Obwohl ich Portishead die letzten Jahre mit keiner Faser meines Körpers vermisst habe, war ich doch gespannt, was mich auf “Third” erwartete. Und ich war schwer begeistert. Eines dieser Alben, das auf jeden Fall auf meiner Best Of-Liste auftauchen wird. Das Zentrum des Album ist mit Sicherheit die vorher ausgekoppelte Single “Machin Gun”, ein Monster von einem Song. Basierend auf einem simplen aber hypnotischen Maschinenrhythmus, über den die verletzliche Stimme von Beth Gibbons zu schweben scheint. Und dann noch dieses Terminator-Endzeit-Finale! Großartig!

Worum geht es hier? Ich stelle im Laufe des Monats die Songs vor, die mich in diesem jahr besonders bewegt haben. Obwohl ich Albumhörer bin, gibt es doch immer wieder Tracks, die aus dem Gesamtkunstwerk herausragen. Oder aber auch Einzeltracks, deren dazugehörige Alben mich eher nicht überzeugt haben. Um es kurz zu machen: die Songs, die mich umgehauen haben. Wie viele es im Endeffekt werden, wird sich zeigen.

1 KOMMENTAR

  1. Du veröffentlichst hier jahrein jahraus echt viel Schrott, aber bei diesem Track bin ich absolut deiner Meinung: “ein Monster von einem Song” … Einmalig!

  2. @Oberplaner:
    Ehrliche Frage: Warum liest du dann hier? Gibt doch sicher genug andere Seiten, die weniger Schrott (oder was du dafür hälst) veröffentlichen. Mir gefällt hier auch nicht alles, aber ist nunmal Geschmacksache . . .

  3. @Tim: seh ich genauso wie Du, wo also ist das Problem (falls es ein Problem gibt)? Bitte, bitte, schließt mich nicht von dieser Seite aus, bitte kein Mobbing, oder ist das hier eine reine Wohlfühlseite, wo kleine Motzereien nicht so gern gesehen sind? Oh je…
    Ach ja, Du hast ja eine “ehrliche” Frage gestellt. Dann hier noch eine “ehrliche” Antwort: Weil zwischen dem vielen vielen Schrott (natürlich nur was ich dafür halte, schon klar) ab und an, na gut, eher selten, auch mal eine klitzekleine Perle dabei ist. Und dafür lohnt es sich durchaus die anderen Stücke zu ertragen…

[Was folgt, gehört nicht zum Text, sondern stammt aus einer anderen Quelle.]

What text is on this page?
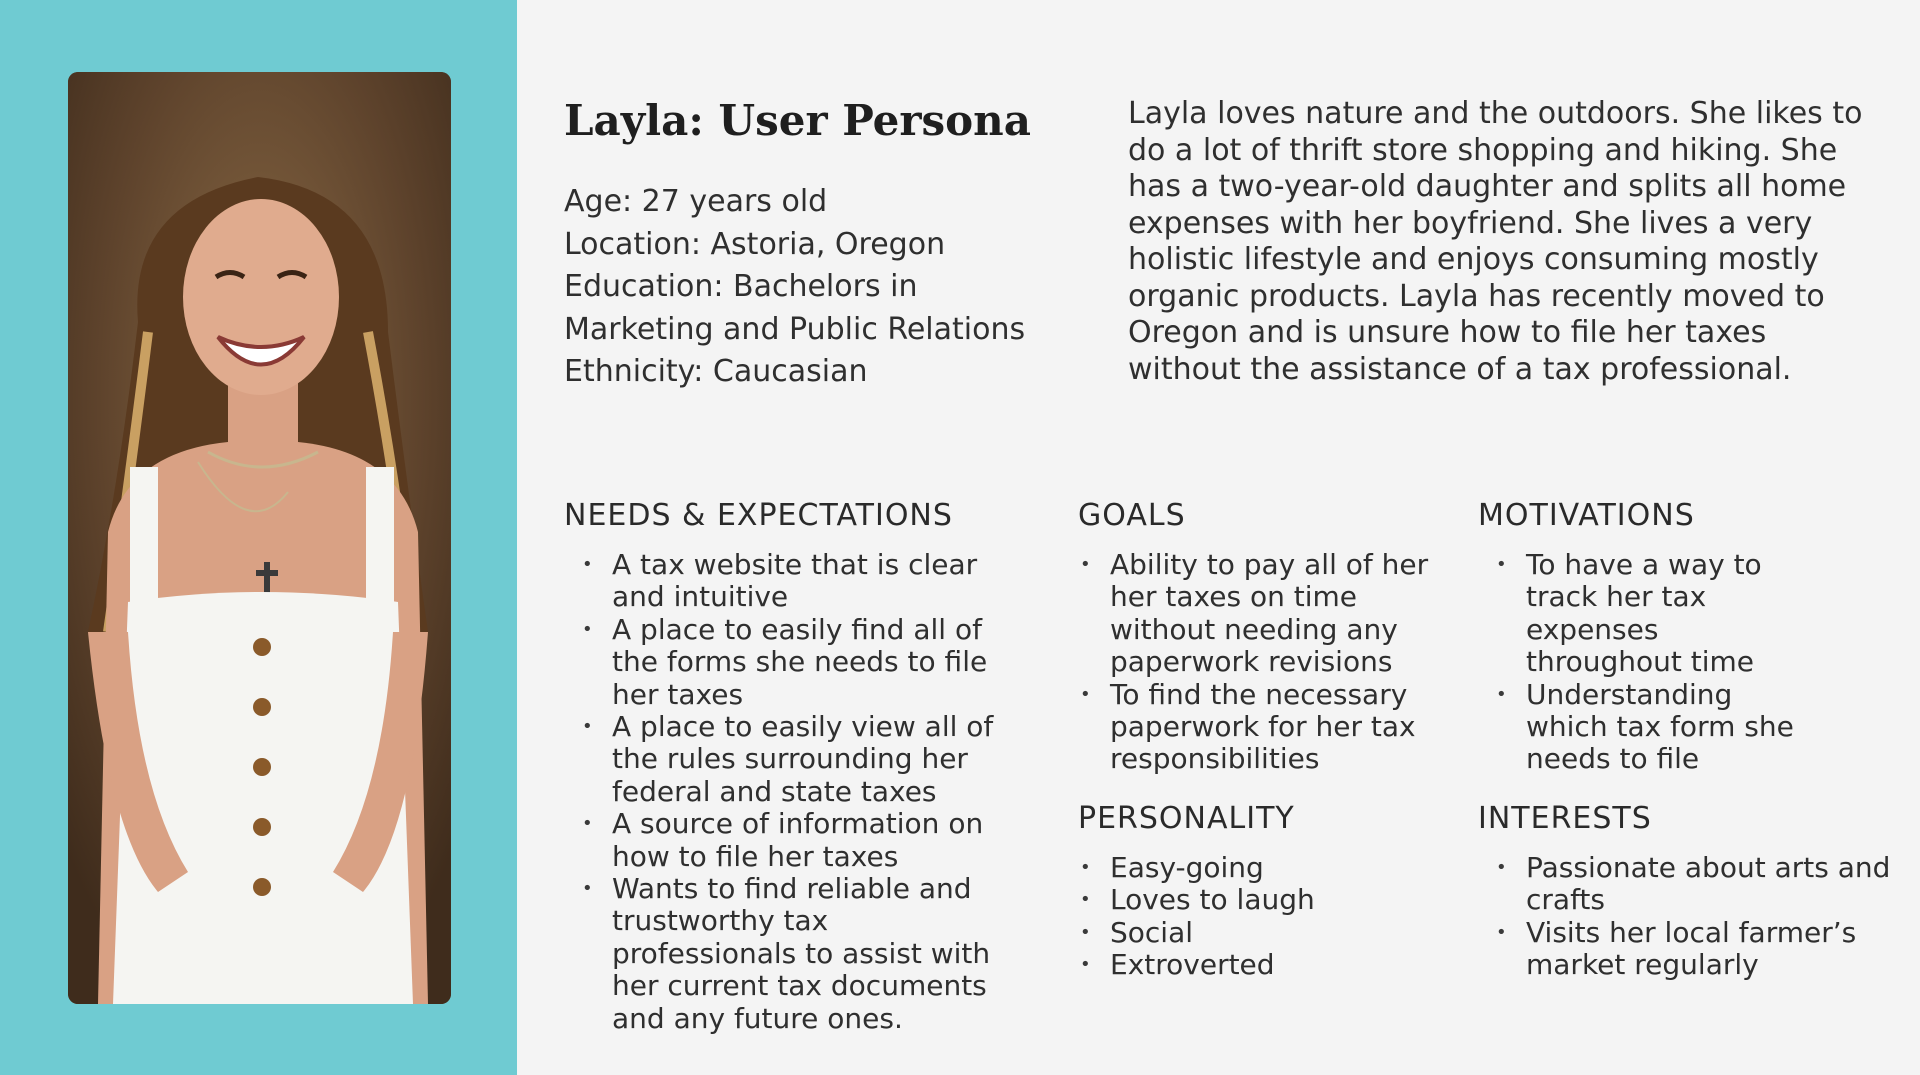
Layla: User Persona
Age: 27 years old
Location: Astoria, Oregon
Education: Bachelors in
Marketing and Public Relations
Ethnicity: Caucasian
Layla loves nature and the outdoors. She likes to do a lot of thrift store shopping and hiking. She has a two-year-old daughter and splits all home expenses with her boyfriend. She lives a very holistic lifestyle and enjoys consuming mostly organic products. Layla has recently moved to Oregon and is unsure how to file her taxes without the assistance of a tax professional.
NEEDS & EXPECTATIONS
• A tax website that is clear and intuitive
• A place to easily find all of the forms she needs to file her taxes
• A place to easily view all of the rules surrounding her federal and state taxes
• A source of information on how to file her taxes
• Wants to find reliable and trustworthy tax professionals to assist with her current tax documents and any future ones.
GOALS
• Ability to pay all of her her taxes on time without needing any paperwork revisions
• To find the necessary paperwork for her tax responsibilities
MOTIVATIONS
• To have a way to track her tax expenses throughout time
• Understanding which tax form she needs to file
PERSONALITY
• Easy-going
• Loves to laugh
• Social
• Extroverted
INTERESTS
• Passionate about arts and crafts
• Visits her local farmer’s market regularly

  4. Kein Problem, kein Mobbing.
    Ich habe mich nur gewundert, weil du doch recht ausführlich gemotzte hast, in schon zwei “Lied des Jahres”-Beiträgen. Das fiel mir einfach auf.
    Und Seiten, auf denen ich nur ab und zu mal zwischen fast nur Schrott selten eine Perle finde, wären für mich einfach Zeitverschwedung. Es gibt soooo viele Musikseiten, da muss ich echt selektieren. Hier finde ich eben oft etwas aus dem Indie-Bereich (obwohl ich eher dem Progressive-Rock und -Metal Berech zugetan bin). Aber dafür gibt es ja wieder andere Quellen.